Recuo da Oi, NET e Vivo mostra que reclamar funciona, mas que o consumidor deve permanecer atento


Essa foi, sem sombra de dúvida, uma semana agitada para o consumidor de internet banda larga fixa no Brasil. Depois de anunciados os pacotes com os seus respectivos limites de banda vieram uma enxurrada de comentários negativos para todas as operadoras envolvidas no processo. Além dos consumidores, órgãos de defesa do consumidor pressionaram durante toda a semana as operadoras e já se preparam para entrar com ações na justiça.

Depois de tantos comentários negativos, processos iniciados na justiça e da reclamação dos usuários, a Vivo, operadora que estava mais disposta a implantar o limite tanto para os clientes da empresa quanto para os clientes da GVT recuou e, segundo a mesma, não vai mais limitar o uso da internet.

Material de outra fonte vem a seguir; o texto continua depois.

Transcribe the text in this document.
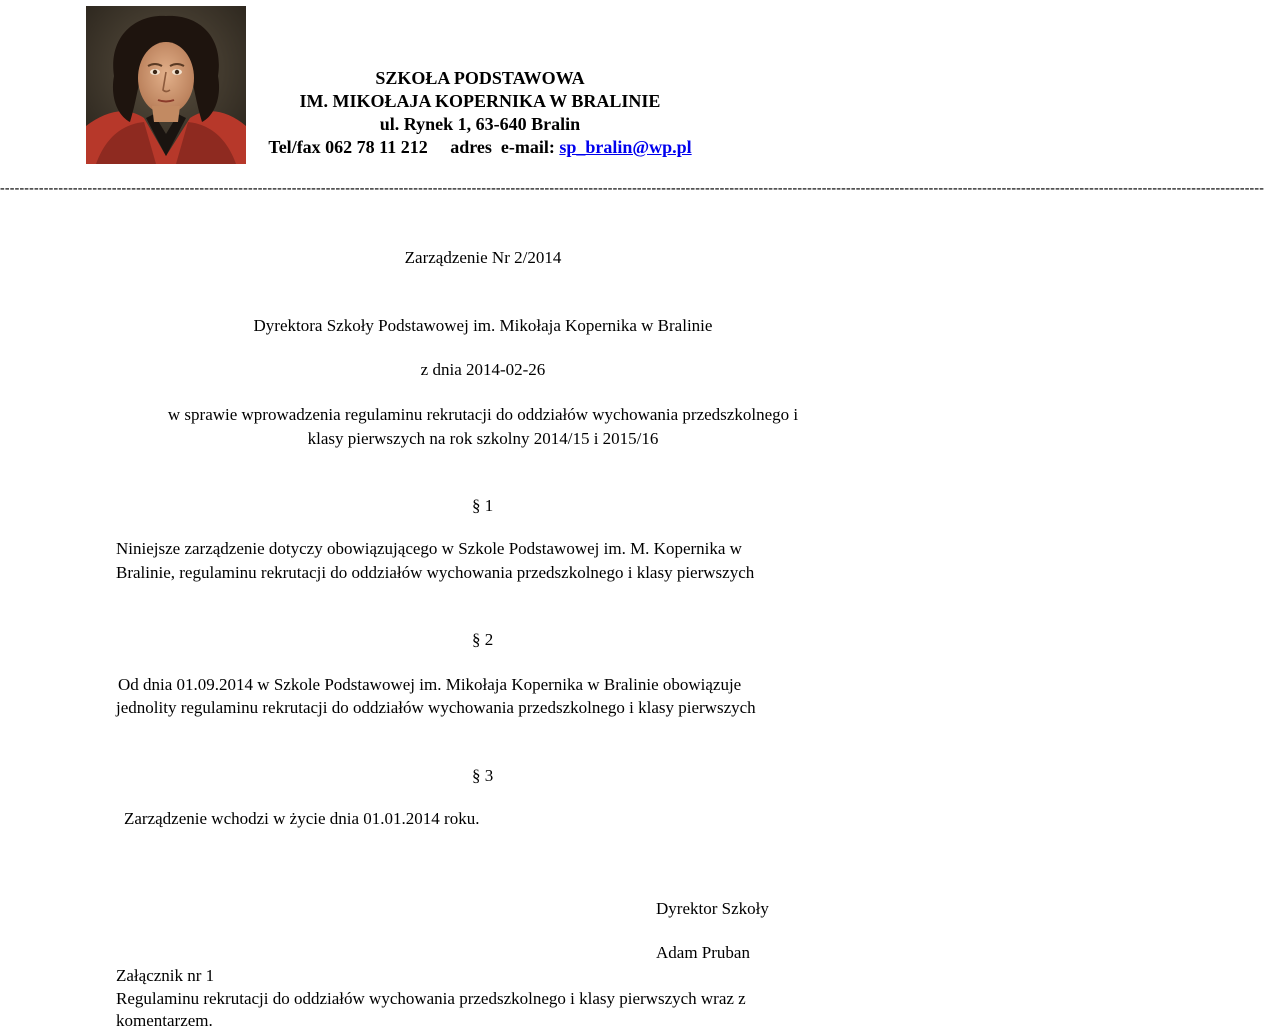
SZKOŁA PODSTAWOWA
IM. MIKOŁAJA KOPERNIKA W BRALINIE
ul. Rynek 1, 63-640 Bralin
Tel/fax 062 78 11 212     adres  e-mail: sp_bralin@wp.pl
--------------------------------------------------------------------------------------------------------------------------------------------------------------------------------------------------------------------------------------------------------------------
Zarządzenie Nr 2/2014
Dyrektora Szkoły Podstawowej im. Mikołaja Kopernika w Bralinie
z dnia 2014-02-26
w sprawie wprowadzenia regulaminu rekrutacji do oddziałów wychowania przedszkolnego i
klasy pierwszych na rok szkolny 2014/15 i 2015/16
§ 1
Niniejsze zarządzenie dotyczy obowiązującego w Szkole Podstawowej im. M. Kopernika w
Bralinie, regulaminu rekrutacji do oddziałów wychowania przedszkolnego i klasy pierwszych
§ 2
Od dnia 01.09.2014 w Szkole Podstawowej im. Mikołaja Kopernika w Bralinie obowiązuje
jednolity regulaminu rekrutacji do oddziałów wychowania przedszkolnego i klasy pierwszych
§ 3
Zarządzenie wchodzi w życie dnia 01.01.2014 roku.
Dyrektor Szkoły
Adam Pruban
Załącznik nr 1
Regulaminu rekrutacji do oddziałów wychowania przedszkolnego i klasy pierwszych wraz z
komentarzem.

Vale ressaltar que os clientes que aderiram aos planos da empresa a partir do dia 1º de abril não terão sua internet limitada apenas em caráter promocional, ou seja, quando a Vivo achar necessário vai limitar.


É bom destacar que as outras operadoras envolvidas, Oi e NET já oferecem pacotes com internet limitada. Os consumidores destas operadoras não tem a sua conexão interrompida apenas em caráter promocional, o que pode mudar no futuro.

O que aprendemos com todo esse burburinho em torno da limitação da internet? Reclamar funciona. As operadoras não podem achar que podem fazer o que bem entendem sem o respaldo do consumidor, já que, sem nós, elas simplesmente não existiram, assim como qualquer outra empresa.

A qualidade da internet no Brasil seja fixa ou móvel é horrível e o preço cobrado é absurdo. Nota-se claramente que as operadoras não estão conseguindo dar conta da demanda e queriam implantar o limite da internet fixa mais para continuar lucrando desenfreadamente sem investir muito do que para "beneficiar os usuários que gastam menos". 

O perigo ainda continua. As operadoras podem, em mais uma súbita crise de estupidez e má fé com o consumidor, implantar o limite sem que saibamos. Acionar os órgãos de defesa do consumidor, contatar os sites de tecnologia e notícias e reclamar com as operadoras são as melhores armas.

Operadoras, não somos apenas números, somos clientes que merecem ser bem atendidos e ter um serviço de qualidade compatível com o preço que pagamos. 

Estamos de olho.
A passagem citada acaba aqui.